Революция, по Блоку, всемирна, всеобща и неостановима. Она воплотилась для него с наибольшей полнотой в образе неудержимого «мирового пожара», который вспыхнул в России и будет еще долго разгораться все больше и больше, перенося свои очаги и на Запад и на Восток — до тех пор, «пока не запылает и не сгорит весь старый мир дотла». О такой огненной всемирной буре Блок мечтал всю жизнь и в Великой Октябрьской революции радостно увидел осуществление своей заветной мечты. Он смотрел вперед, видел, что задумано», и в романтическом воодушевлении готов был принять задуманное за уже свершившееся.
Он утверждал, что мир не только «вступил в новую эру», но «уже перестроился», что возврата к прошлому нет и быть не может, что как не стало и не будет никогда старой России, так же не будет и всего остального капиталистического мира — ни Англии, ни Германии, ни Франции, что старый мир с его цивилизацией, государственностью, религией, искусством — «уже расплавился».
«Мир вступил в новую эру. Та цивилизация, та государственность, та религия — умерли. Они могут еше вернуться и существовать, но они утратили бытие, и мы, присутствовавшие при их смертных и уродливых корчах, может быть, осуждены теперь присутствовать при их гниении и тлении». Из этого убеждения Блок, обращаясь к задачам искусства, делает два решающих вывода: «Художнику надлежит пылать гневом против всего, что пытается гальванизировать труп»; «художнику надлежит готовиться встретить еще более великие события, имеющие наступить, и, встретив, суметь склониться перед ними».
Из сказанного ясна суть блоковского понимания революции как стихийного и необратимого процесса, — понимания, обусловившего как сильные, так и слабые стороны того, что поэт написал об Октябрьской революции.
Блоковское понимание Октябрьской революции во всей его полноте и цельности воплощено в «Двенадцати» в символике поэмы, в ее образности, во всей ее художественной структуре. В поэме последовательно применен художественный прием, основанный на эффекте контраста. Сразу бросается в глаза, что изображение строится в ней на чередовании мотивов ночной темноты и снежной вьюги: Черный вечер Белый снег. Эта плакатно резкая («в две краски») цветовая символика отчетливо ясна по своему смыслу. Она знаменует два жизненных, исторических начала: низкое и высокое, ложь и правду, старое и новое, прошлое и будущее — все, что противоборствует как на всем свете, так и в каждой человеческой душе. Символика эта социально прояснена, в ней — отражение и художественное обобщение реально-исторических явлений.
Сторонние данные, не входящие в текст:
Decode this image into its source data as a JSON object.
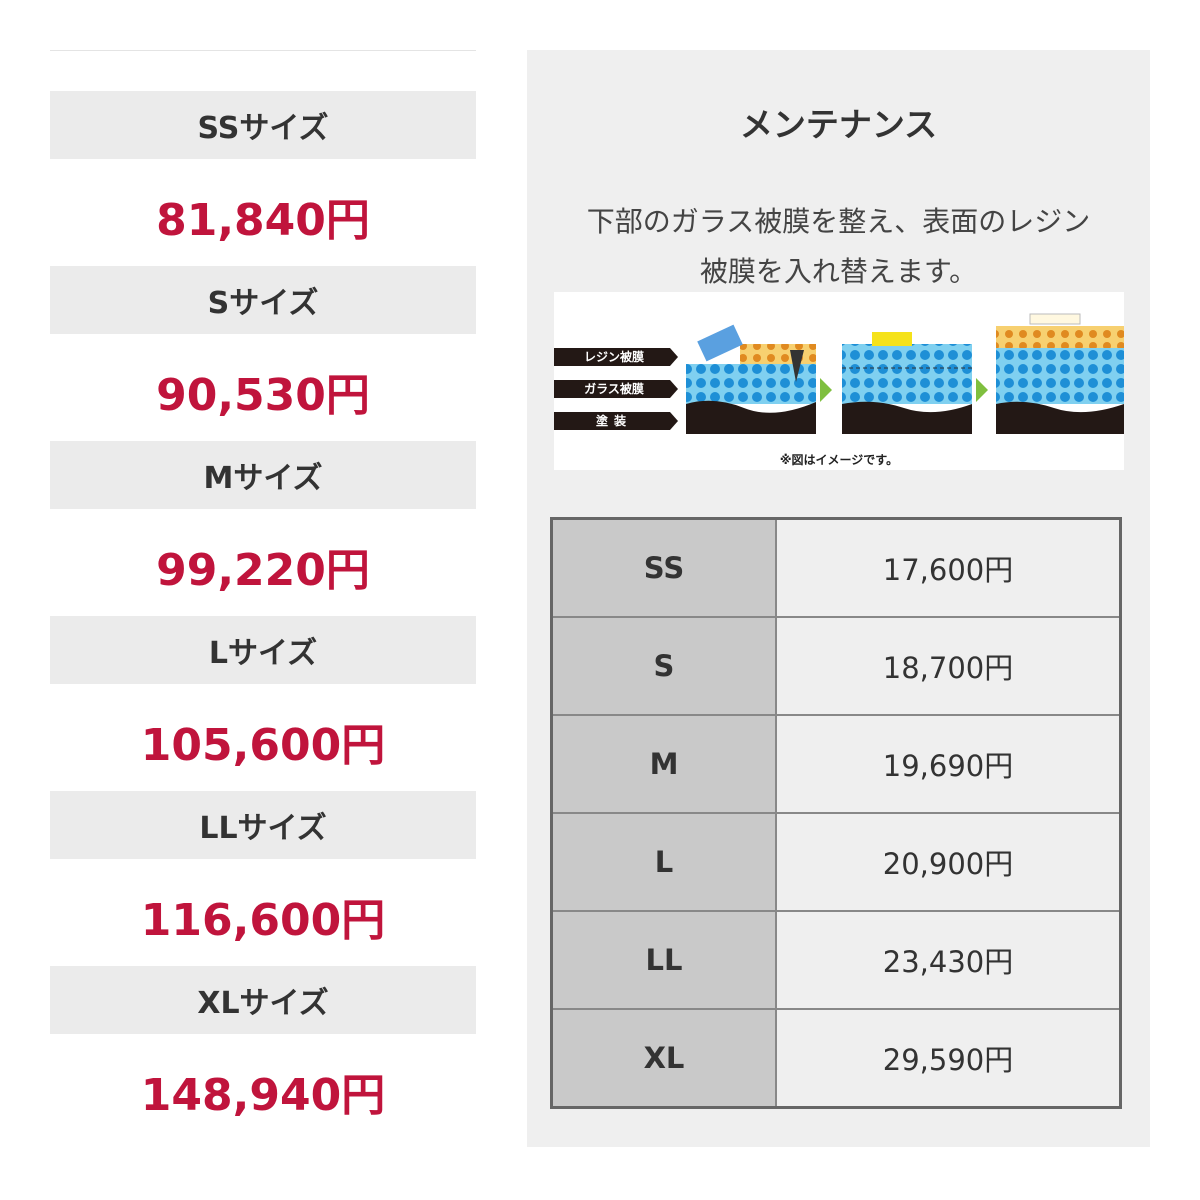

Черное — это смертельно раненный, но еще отчаянно сопротивляющийся старый мир со всем его наследием.
Это не только уходящая в прошлое толстозадая Святая Русь с ее буржуями, витиями, попами, барынями, проститутками, городовыми, господскими «етажами» и золотыми иконостасами, но также и то, чем старый мир затемнил, отравил и покалечил миллионы человеческих душ: бесшабашное буйство, горе горькое и жажда «сладкого житья», дешевая кровь, всяческая жестокость и дикость. Белое, точнее светлое: белое и красное (между этими цветовыми категориями нет принципиальной разницы) — это вольная метель, очистительный пожар, белоснежный венчик Иисуса Христа, красный флаг, все праведное, чистое, святое, революция.
Для характеристики этого рухнувшего мира Блок нашел удивительный по силе презрения образ, необыкновенно смелый в своей новизне. Можно было в десятый, в сотый раз изобразить старый мир колоссальным Молохом, перемалывающим человеческие жизни, апокалипсическим Зверем, стоголовой Гидрой, еще каким-нибудь чудовищем. Блок сказал просто и убийственно: «паршивый пес». Стоит буржуй на перекрестке И в воротник упрятал нос, А рядом жмется шерстью жесткой Поджавший хвост паршивый пес. Стоит буржуй, как пес голодный, Стоит безмолвный, как вопрос. И старый мир, как пес безродный. Стоит за ним, поджавши хвост. Образ «паршивого пса», как видим, обогащен дополнительными эпитетами, оттенками, подробностями: пес назван еще и жесткошерстным, голодным, безродным, а далее — нищим, ковыляющим, шелудивым, холодным, волком и еще раз безродным. Все эти эпитеты и оттенки говорят сами за себя: Блок хочет как можно безжалостнее развенчать старый мир, стереть его ореол мнимого величия и былой силы.